PRESS RELEASES
Governor appoints Melanie A. Kenderdine as Energy, Minerals and Natural Resources Department secretary
SANTA FE – Gov. Michelle Lujan Grisham has appointed Melanie A. Kenderdine as Cabinet Secretary of the New Mexico Energy, Minerals and Natural Resources Department.
Kenderdine currently serves as the co-founder, Principal and Executive Vice President of the Energy Futures Initiative, a Washington, D.C.-based nonprofit dedicated to harnessing the power of technology and policy innovation to accelerate the clean energy transition. She will commence her service as EMNRD Secretary-Designate on May 8, 2024.
“Melanie has proven herself to be a strategic thinker in the realm of energy policy, and her expertise is this area is recognized both nationally and internationally,” said Gov.
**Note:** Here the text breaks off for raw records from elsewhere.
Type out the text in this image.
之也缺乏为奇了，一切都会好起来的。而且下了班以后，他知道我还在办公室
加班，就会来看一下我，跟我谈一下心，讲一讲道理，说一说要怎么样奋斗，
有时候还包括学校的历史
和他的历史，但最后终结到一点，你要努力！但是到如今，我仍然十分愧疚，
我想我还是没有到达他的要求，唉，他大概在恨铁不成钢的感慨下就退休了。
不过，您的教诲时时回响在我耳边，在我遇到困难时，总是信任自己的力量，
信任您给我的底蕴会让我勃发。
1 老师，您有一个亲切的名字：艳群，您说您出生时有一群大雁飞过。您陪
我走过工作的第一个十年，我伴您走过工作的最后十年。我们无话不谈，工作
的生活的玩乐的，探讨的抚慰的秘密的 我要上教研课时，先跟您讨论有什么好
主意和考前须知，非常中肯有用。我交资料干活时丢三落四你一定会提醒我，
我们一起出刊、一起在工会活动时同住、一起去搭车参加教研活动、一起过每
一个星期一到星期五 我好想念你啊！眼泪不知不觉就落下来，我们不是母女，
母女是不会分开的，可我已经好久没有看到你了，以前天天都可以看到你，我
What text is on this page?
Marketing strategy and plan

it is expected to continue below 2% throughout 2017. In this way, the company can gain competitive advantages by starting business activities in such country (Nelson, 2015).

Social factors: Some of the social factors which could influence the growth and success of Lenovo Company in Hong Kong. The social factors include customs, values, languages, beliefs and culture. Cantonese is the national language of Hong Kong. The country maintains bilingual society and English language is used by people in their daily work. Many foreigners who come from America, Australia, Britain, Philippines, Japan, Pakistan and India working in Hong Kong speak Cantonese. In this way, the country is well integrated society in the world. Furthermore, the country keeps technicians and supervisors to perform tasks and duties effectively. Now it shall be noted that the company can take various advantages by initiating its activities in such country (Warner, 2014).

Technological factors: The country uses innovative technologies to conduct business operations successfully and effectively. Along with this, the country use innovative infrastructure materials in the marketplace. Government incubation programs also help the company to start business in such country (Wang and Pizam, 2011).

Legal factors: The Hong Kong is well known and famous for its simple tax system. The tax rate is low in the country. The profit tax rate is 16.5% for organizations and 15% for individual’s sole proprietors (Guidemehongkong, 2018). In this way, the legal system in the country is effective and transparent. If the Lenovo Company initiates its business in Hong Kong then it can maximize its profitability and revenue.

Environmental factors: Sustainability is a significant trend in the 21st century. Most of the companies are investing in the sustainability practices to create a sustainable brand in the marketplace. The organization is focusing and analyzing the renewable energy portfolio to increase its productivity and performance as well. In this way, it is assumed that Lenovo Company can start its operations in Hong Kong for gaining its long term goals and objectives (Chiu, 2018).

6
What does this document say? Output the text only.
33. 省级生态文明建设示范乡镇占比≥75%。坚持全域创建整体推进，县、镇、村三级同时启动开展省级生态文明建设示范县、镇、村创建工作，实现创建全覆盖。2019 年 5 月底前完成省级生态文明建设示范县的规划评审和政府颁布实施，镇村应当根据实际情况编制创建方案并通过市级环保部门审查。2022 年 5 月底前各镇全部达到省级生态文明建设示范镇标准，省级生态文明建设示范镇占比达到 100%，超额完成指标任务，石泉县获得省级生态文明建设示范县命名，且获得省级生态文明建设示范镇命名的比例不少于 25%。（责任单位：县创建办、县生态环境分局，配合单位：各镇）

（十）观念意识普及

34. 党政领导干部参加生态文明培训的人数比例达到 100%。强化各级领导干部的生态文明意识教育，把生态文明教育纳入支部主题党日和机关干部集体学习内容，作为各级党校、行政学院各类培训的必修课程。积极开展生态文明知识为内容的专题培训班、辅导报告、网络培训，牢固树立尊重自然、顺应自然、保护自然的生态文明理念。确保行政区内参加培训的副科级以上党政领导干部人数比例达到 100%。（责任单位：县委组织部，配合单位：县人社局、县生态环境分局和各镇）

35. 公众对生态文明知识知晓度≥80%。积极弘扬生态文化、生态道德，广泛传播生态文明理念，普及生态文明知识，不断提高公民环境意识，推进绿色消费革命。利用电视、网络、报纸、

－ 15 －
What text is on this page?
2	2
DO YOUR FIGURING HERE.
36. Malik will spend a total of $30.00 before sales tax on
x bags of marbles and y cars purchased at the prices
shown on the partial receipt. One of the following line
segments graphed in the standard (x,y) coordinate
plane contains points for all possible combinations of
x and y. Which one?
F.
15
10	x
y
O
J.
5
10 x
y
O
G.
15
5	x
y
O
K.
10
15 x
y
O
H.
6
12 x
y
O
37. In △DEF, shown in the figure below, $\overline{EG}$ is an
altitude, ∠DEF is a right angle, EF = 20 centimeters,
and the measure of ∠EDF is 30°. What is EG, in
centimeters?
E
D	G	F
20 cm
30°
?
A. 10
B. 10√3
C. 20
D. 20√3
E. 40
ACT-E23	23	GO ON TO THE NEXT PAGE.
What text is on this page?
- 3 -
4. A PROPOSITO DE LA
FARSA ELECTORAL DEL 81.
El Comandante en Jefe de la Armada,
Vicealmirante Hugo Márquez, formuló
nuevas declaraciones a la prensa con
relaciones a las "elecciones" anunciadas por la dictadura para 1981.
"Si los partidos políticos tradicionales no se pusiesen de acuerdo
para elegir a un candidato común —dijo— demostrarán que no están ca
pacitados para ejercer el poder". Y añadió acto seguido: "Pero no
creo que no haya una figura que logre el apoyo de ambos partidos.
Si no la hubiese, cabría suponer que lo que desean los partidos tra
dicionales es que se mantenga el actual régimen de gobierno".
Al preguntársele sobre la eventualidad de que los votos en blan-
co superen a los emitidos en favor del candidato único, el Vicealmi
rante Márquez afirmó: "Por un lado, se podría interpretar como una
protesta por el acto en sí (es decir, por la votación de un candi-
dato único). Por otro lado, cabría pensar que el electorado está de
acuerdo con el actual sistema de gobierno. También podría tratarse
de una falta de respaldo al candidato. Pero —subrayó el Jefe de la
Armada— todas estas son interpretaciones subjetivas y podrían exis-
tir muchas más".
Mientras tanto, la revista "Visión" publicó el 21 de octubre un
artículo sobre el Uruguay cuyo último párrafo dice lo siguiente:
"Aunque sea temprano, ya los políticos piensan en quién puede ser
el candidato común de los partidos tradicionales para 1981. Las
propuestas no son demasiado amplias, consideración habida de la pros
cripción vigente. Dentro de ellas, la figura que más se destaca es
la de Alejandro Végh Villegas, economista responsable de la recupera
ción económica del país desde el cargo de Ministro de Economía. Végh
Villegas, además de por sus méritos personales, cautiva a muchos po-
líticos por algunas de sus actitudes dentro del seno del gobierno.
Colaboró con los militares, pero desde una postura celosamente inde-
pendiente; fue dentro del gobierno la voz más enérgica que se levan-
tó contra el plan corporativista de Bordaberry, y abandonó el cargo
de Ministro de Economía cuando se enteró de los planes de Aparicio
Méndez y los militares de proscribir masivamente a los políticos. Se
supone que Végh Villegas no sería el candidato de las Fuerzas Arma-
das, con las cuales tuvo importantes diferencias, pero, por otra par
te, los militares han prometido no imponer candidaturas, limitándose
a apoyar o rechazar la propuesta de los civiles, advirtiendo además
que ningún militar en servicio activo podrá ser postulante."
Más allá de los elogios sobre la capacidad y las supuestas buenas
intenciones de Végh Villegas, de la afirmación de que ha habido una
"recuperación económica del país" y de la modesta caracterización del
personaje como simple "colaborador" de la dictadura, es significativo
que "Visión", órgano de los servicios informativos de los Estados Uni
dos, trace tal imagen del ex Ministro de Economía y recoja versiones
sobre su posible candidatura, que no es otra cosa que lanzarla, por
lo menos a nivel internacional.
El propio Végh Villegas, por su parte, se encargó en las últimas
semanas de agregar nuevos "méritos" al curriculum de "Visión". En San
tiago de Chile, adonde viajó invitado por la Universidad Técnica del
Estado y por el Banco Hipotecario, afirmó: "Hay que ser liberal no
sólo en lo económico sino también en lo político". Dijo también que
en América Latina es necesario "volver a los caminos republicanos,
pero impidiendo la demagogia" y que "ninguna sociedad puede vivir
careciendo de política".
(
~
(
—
Lujan Grisham. “I look forward to the positive impact she will have in helping New Mexico shape our clean-energy future.”
Before co-founding the Energy Futures Initiative, Kenderdine held high-level positions at the U.S. Department of Energy in both the Obama and Clinton administrations.
In the Obama administration, Kenderdine helped create Mission Innovation, now a 24-country initiative that supports transformational clean energy research, development, and demonstration; North American grid integration and security; and the modernization of the Strategic Petroleum Reserve.
During the Clinton administration, she was a primary architect of the Strategic Petroleum Reserve oil exchange of 2000, the creation of the Northeast Home Heating Oil Reserve, and the return of the Naval Oil Shale Reserve No. 2 to the Ute tribe in Utah, the largest land transfer back to Native Americans in the lower 48 in over 100 years.
“I am honored to join Governor Lujan Grisham’ s administration as Secretary of the Department of Energy, Minerals and Natural Resources,” Kenderdine said. “The governor has committed New Mexico to be a national leader in the country’s journey to net-zero greenhouse gas emissions – I look forward to joining her outstanding team.”
Though she has spent much of her career in Washington, D.C., Kenderdine’s roots are in New Mexico. She graduated from Albuquerque’s Manzano High School and the University of New Mexico.